KEY                    = config.get('AWS','KEY')
SECRET                 = config.get('AWS','SECRET')

DWH_CLUSTER_TYPE       = config.get("DWH","DWH_CLUSTER_TYPE")
DWH_NUM_NODES          = config.get("DWH","DWH_NUM_NODES")
DWH_NODE_TYPE          = config.get("DWH","DWH_NODE_TYPE")

DWH_CLUSTER_IDENTIFIER = config.get("DWH","DWH_CLUSTER_IDENTIFIER")
DWH_DB                 = config.get("DWH","DWH_DB")
DWH_DB_USER            = config.get("DWH","DWH_DB_USER")
DWH_DB_PASSWORD        = config.get("DWH","DWH_DB_PASSWORD")
DWH_PORT               = config.get("DWH","DWH_PORT")

DWH_IAM_ROLE_NAME      = config.get("DWH", "DWH_IAM_ROLE_NAME")

#(DWH_DB_USER, DWH_DB_PASSWORD, DWH_DB)

pd.DataFrame({"Param":
                  ["DWH_CLUSTER_TYPE", "DWH_NUM_NODES", "DWH_NODE_TYPE", \
                   "DWH_CLUSTER_IDENTIFIER", "DWH_DB", "DWH_DB_USER", "DWH_DB_PASSWORD", \
                   "DWH_PORT", "DWH_IAM_ROLE_NAME"],
              "Value":
                  [DWH_CLUSTER_TYPE, DWH_NUM_NODES, DWH_NODE_TYPE, DWH_CLUSTER_IDENTIFIER,\
                   DWH_DB, DWH_DB_USER, "XXX", DWH_PORT, DWH_IAM_ROLE_NAME]
             })
Param Value
0 DWH_CLUSTER_TYPE multi-node
1 DWH_NUM_NODES 4
2 DWH_NODE_TYPE dc2.large
3 DWH_CLUSTER_IDENTIFIER dwhCluster
4 DWH_DB dwh
5 DWH_DB_USER dwhuser
6 DWH_DB_PASSWORD XXX
7 DWH_PORT 5439
8 DWH_IAM_ROLE_NAME dwhRole

Step 3: Create clients for EC2, S3, IAM, and Redshift

Here, we will be using boto3 to get the resource handles to talk to S3, EC2, IAM and Redshift.
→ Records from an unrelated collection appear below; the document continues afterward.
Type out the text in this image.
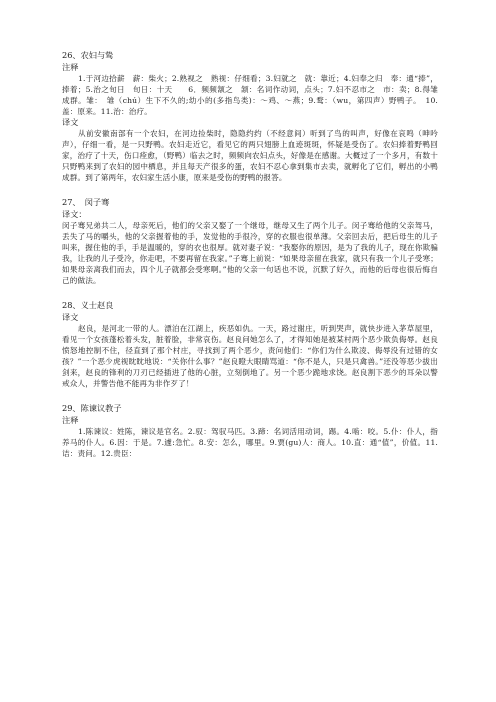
26、农妇与鸷
注释

1.于河边拾薪　薪：柴火；2.熟视之　熟视：仔细看；3.妇就之　就：靠近；4.妇奉之归　奉：通“捧”，捧着；5.治之旬日　旬日：十天　　6．频频颔之　颔：名词作动词，点头；7.妇不忍市之　市：卖；8.得雏成群。雏：　雏（chú）生下不久的;幼小的(多指鸟类)：～鸡、～燕；9.鹜：（wu，第四声）野鸭子。　10.盖：原来。11.治：治疗。

译文

从前安徽南部有一个农妇，在河边捡柴时，隐隐约约（不经意间）听到了鸟的叫声，好像在哀鸣（呻吟声），仔细一看，是一只野鸭。农妇走近它，看见它的两只翅膀上血迹斑斑，怀疑是受伤了。农妇捧着野鸭回家，治疗了十天，伤口痊愈，（野鸭）临去之时，频频向农妇点头，好像是在感谢。大概过了一个多月，有数十只野鸭来到了农妇的园中栖息，并且每天产很多的蛋，农妇不忍心拿到集市去卖，就孵化了它们，孵出的小鸭成群。到了第两年，农妇家生活小康，原来是受伤的野鸭的报答。

27、　闵子骞
译文：

闵子骞兄弟共二人，母亲死后，他们的父亲又娶了一个继母，继母又生了两个儿子。闵子骞给他的父亲驾马，丢失了马的嚼头，他的父亲握着他的手，发觉他的手很冷，穿的衣服也很单薄。父亲回去后，把后母生的儿子叫来，握住他的手，手是温暖的，穿的衣也很厚。就对妻子说：“我娶你的原因，是为了我的儿子，现在你欺骗我，让我的儿子受冷，你走吧，不要再留在我家。”子骞上前说：“如果母亲留在我家，就只有我一个儿子受寒；如果母亲离我们而去，四个儿子就都会受寒啊。”他的父亲一句话也不说，沉默了好久，而他的后母也很后悔自己的做法。

28、义士赵良
译文

赵良，是河北一带的人。漂泊在江湖上，疾恶如仇。一天，路过谢庄，听到哭声，就快步进入茅草屋里，看见一个女孩蓬松着头发，脏着脸，非常哀伤。赵良问她怎么了，才得知她是被某村两个恶少欺负侮辱。赵良愤怒地控制不住，径直到了那个村庄，寻找到了两个恶少，责问他们：“你们为什么欺凌、侮辱没有过错的女孩？”一个恶少虎视眈眈地说：“关你什么事？”赵良瞪大眼睛骂道：“你不是人，只是只禽兽。”还没等恶少拔出剑来，赵良的锋利的刀刃已经插进了他的心脏，立刻倒地了。另一个恶少跪地求饶。赵良割下恶少的耳朵以警戒众人，并警告他不能再为非作歹了！

29、陈谏议教子
注释

1.陈谏议：姓陈，谏议是官名。2.驭：驾驭马匹。3.蹄：名词活用动词，踢。4.啮：咬。5.仆：仆人，指养马的仆人。6.因：于是。7.遽:急忙。8.安：怎么，哪里。9.贾(gu)人：商人。10.直：通“值”，价值。11.诘：责问。12.贵臣：
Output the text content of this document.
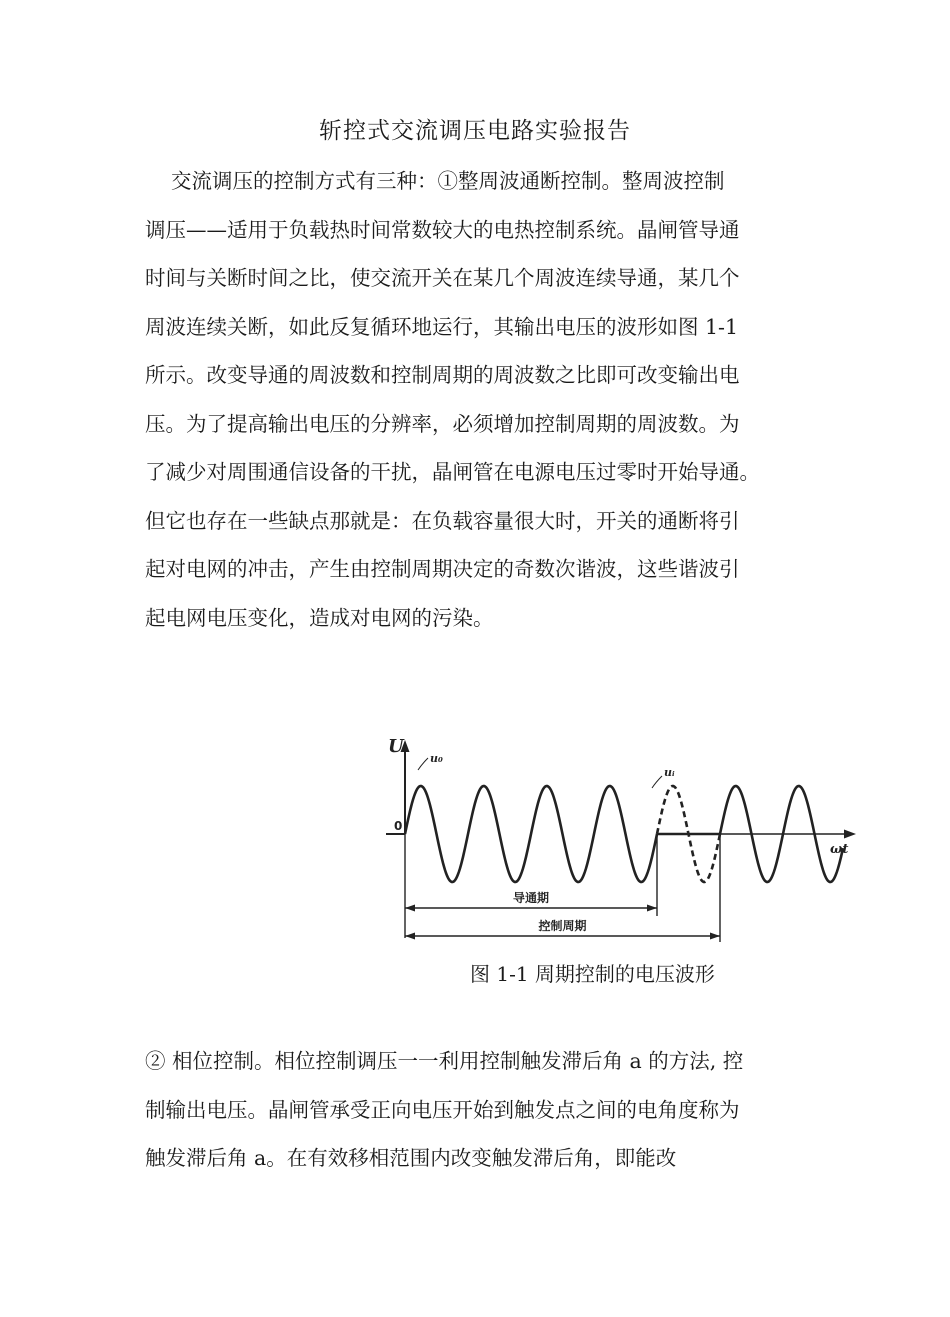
斩控式交流调压电路实验报告
交流调压的控制方式有三种：①整周波通断控制。整周波控制
调压——适用于负载热时间常数较大的电热控制系统。晶闸管导通
时间与关断时间之比，使交流开关在某几个周波连续导通，某几个
周波连续关断，如此反复循环地运行，其输出电压的波形如图 1-1
所示。改变导通的周波数和控制周期的周波数之比即可改变输出电
压。为了提高输出电压的分辨率，必须增加控制周期的周波数。为
了减少对周围通信设备的干扰，晶闸管在电源电压过零时开始导通。
但它也存在一些缺点那就是：在负载容量很大时，开关的通断将引
起对电网的冲击，产生由控制周期决定的奇数次谐波，这些谐波引
起电网电压变化，造成对电网的污染。
U
0
ωt
u₀
uᵢ
导通期
控制周期
图 1-1 周期控制的电压波形
② 相位控制。相位控制调压一一利用控制触发滞后角 a 的方法, 控
制输出电压。晶闸管承受正向电压开始到触发点之间的电角度称为
触发滞后角 a。在有效移相范围内改变触发滞后角，即能改
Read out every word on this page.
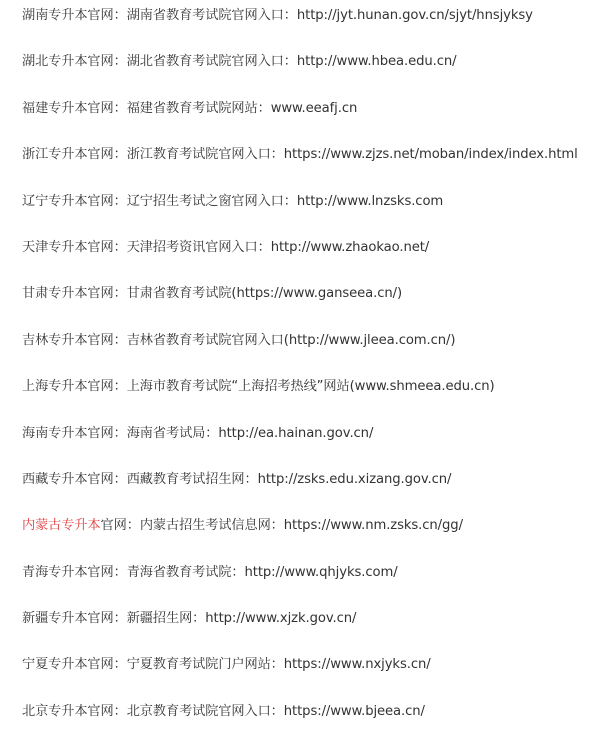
湖南专升本官网：湖南省教育考试院官网入口：http://jyt.hunan.gov.cn/sjyt/hnsjyksy
湖北专升本官网：湖北省教育考试院官网入口：http://www.hbea.edu.cn/
福建专升本官网：福建省教育考试院网站：www.eeafj.cn
浙江专升本官网：浙江教育考试院官网入口：https://www.zjzs.net/moban/index/index.html
辽宁专升本官网：辽宁招生考试之窗官网入口：http://www.lnzsks.com
天津专升本官网：天津招考资讯官网入口：http://www.zhaokao.net/
甘肃专升本官网：甘肃省教育考试院(https://www.ganseea.cn/)
吉林专升本官网：吉林省教育考试院官网入口(http://www.jleea.com.cn/)
上海专升本官网：上海市教育考试院“上海招考热线”网站(www.shmeea.edu.cn)
海南专升本官网：海南省考试局：http://ea.hainan.gov.cn/
西藏专升本官网：西藏教育考试招生网：http://zsks.edu.xizang.gov.cn/
内蒙古专升本官网：内蒙古招生考试信息网：https://www.nm.zsks.cn/gg/
青海专升本官网：青海省教育考试院：http://www.qhjyks.com/
新疆专升本官网：新疆招生网：http://www.xjzk.gov.cn/
宁夏专升本官网：宁夏教育考试院门户网站：https://www.nxjyks.cn/
北京专升本官网：北京教育考试院官网入口：https://www.bjeea.cn/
Notice that for Redshift, you will be creating a client. I am choosing us-east-1 as my region.

import boto3

ec2 = boto3.resource('ec2',
                       region_name="us-east-1",
                       aws_access_key_id=KEY,
                       aws_secret_access_key=SECRET
                    )

s3 = boto3.resource('s3',
                       region_name="us-east-1",
                       aws_access_key_id=KEY,
                       aws_secret_access_key=SECRET
                   )

iam = boto3.client('iam',aws_access_key_id=KEY,
                     aws_secret_access_key=SECRET,
                     region_name='us-east-1'
                  )

redshift = boto3.client('redshift',
                       region_name="us-east-1",
                       aws_access_key_id=KEY,
                       aws_secret_access_key=SECRET
                       )

Step 4: Create an IAM role and assign it a policy so that it can read S3 bucket

  • Create an IAM Role that makes Redshift able to access S3 bucket (ReadOnly)
from botocore.exceptions import ClientError

#1.1 Create the role,
try:
    print("1.1 Creating a new IAM Role")
    dwhRole = iam.create_role(
        Path='/',
        RoleName=DWH_IAM_ROLE_NAME,
        Description = "Allows Redshift clusters to call AWS services on your behalf.",
        AssumeRolePolicyDocument=json.dumps(
            {'Statement': [{'Action': 'sts:AssumeRole',
               'Effect': 'Allow',
               'Principal': {'Service': 'redshift.amazonaws.com'}}],
             'Version': '2012-10-17'})
    )    
except Exception as e:
    print(e)


print("1.2 Attaching Policy")

iam.attach_role_policy(RoleName=DWH_IAM_ROLE_NAME,
                       PolicyArn="arn:aws:iam::aws:policy/AmazonS3ReadOnlyAccess"
                      )['ResponseMetadata']['HTTPStatusCode']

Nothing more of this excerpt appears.